The idea of getting on with it, and making one's own way in the world has fallen by the wayside. That said, it is always amazing to me the number of people who applied for pensions over the years after the war who didn't really appear to have earned it.

I'm going on my opinion that the United State's victory paid for slavery and that other countries and peoples have look out for themselves. I don't think Chris' tone would be acceptable in a face to face discussion and would earn more that "right here." Listening to some of the debate off this forum, I agree that getting on with it would be better than debate that just divides us and causes some to look for the problem with black people.

FloridaConfederate
01-26-2009, 04:02 PM
Tone ?

On the internets ?

By your estimation or factual ?

[deletion - THP; getting personal]

Chris Rideout
Tampa, Florida

Poor Private
01-26-2009, 05:45 PM
[deletion - THP; getting personal]
While he may sometimes have valid points or statements, in my opinion his attitude diminishs what he wishes to impart.
The only ones who may be entitled to repartations are long dead. This is my opinion, and I will stick by it.
You want more in life--get off your butt and earn it.
You want respect and trust- you do not automatically get them, those have to earned also.

FloridaConfederate
01-26-2009, 05:52 PM
Cris

Since you felt the need to stick your neck in...

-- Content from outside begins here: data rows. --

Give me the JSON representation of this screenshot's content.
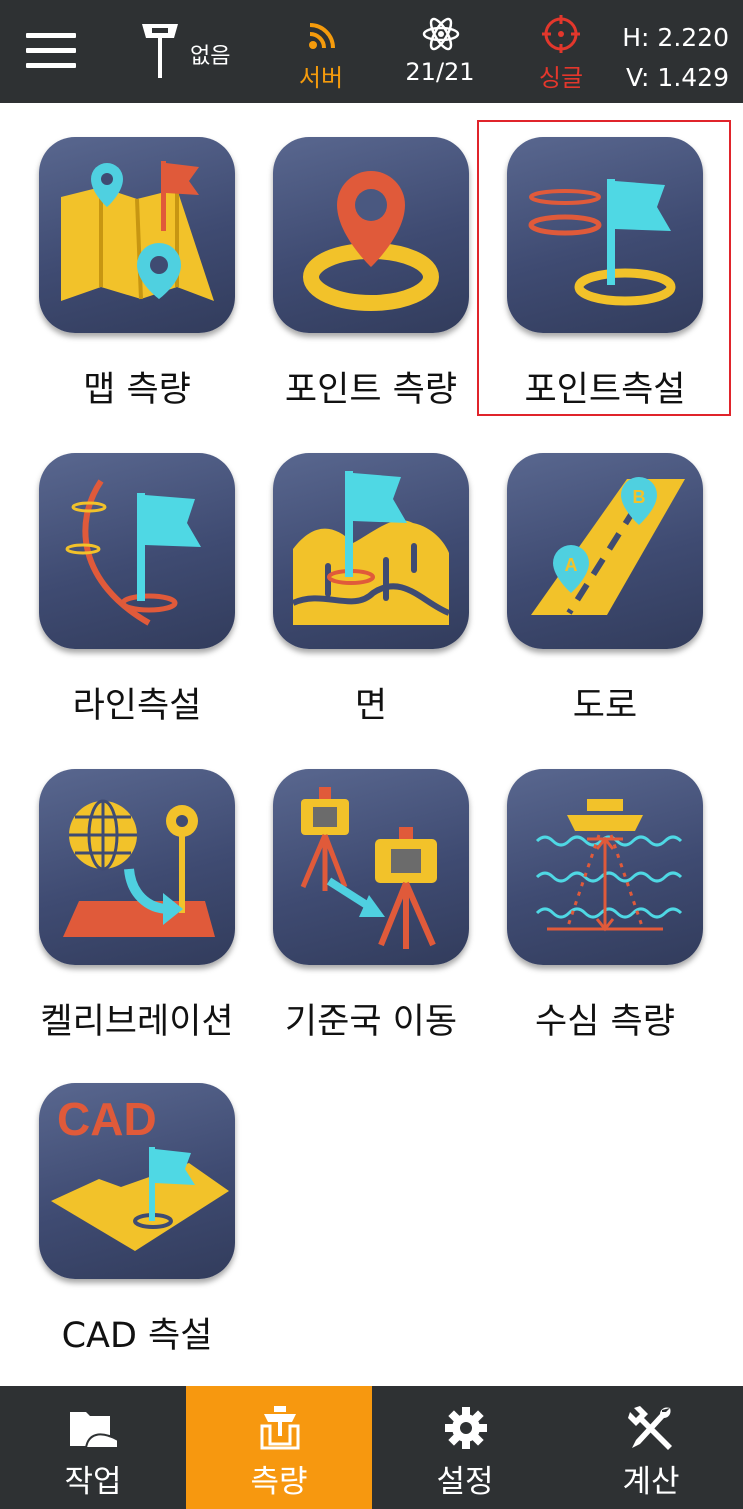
{
  "status_bar": {
    "receiver_text": "없음",
    "server_label": "서버",
    "satellites": "21/21",
    "solution_label": "싱글",
    "h_value": "H: 2.220",
    "v_value": "V: 1.429"
  },
  "tiles": [
    {
      "label": "맵 측량",
      "icon": "map-survey-icon"
    },
    {
      "label": "포인트 측량",
      "icon": "point-survey-icon"
    },
    {
      "label": "포인트측설",
      "icon": "point-stakeout-icon"
    },
    {
      "label": "라인측설",
      "icon": "line-stakeout-icon"
    },
    {
      "label": "면",
      "icon": "surface-icon"
    },
    {
      "label": "도로",
      "icon": "road-icon"
    },
    {
      "label": "켈리브레이션",
      "icon": "calibration-icon"
    },
    {
      "label": "기준국 이동",
      "icon": "base-shift-icon"
    },
    {
      "label": "수심 측량",
      "icon": "depth-survey-icon"
    },
    {
      "label": "CAD 측설",
      "icon": "cad-stakeout-icon",
      "icon_text": "CAD"
    }
  ],
  "bottom_nav": [
    {
      "label": "작업",
      "icon": "folder-icon",
      "active": false
    },
    {
      "label": "측량",
      "icon": "survey-icon",
      "active": true
    },
    {
      "label": "설정",
      "icon": "gear-icon",
      "active": false
    },
    {
      "label": "계산",
      "icon": "tools-icon",
      "active": false
    }
  ],
  "colors": {
    "topbar": "#2e3133",
    "accent_orange": "#f7980f",
    "fix_red": "#e3372c",
    "highlight_red": "#e0242b"
  }
}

I know I busted your kiwis about your statement about catching diseases from spooning with your pards....so you thought this was the oppty to pile on.

I didnt crank it up until called a racist.

If Scott were to do it to my face..fur would fly. I am crazy old fashioned that way.

Thanks for playing now run along and wash your hands.

Chris Rideout
Tampa, Florida

tompritchett
01-26-2009, 09:38 PM
Unfortunately, I am having to close this thread now. The dialog has gone from pure discussion to some personal comments directed at individuals. Since we can no longer discuss this topic in a civil manner, it is time to end it.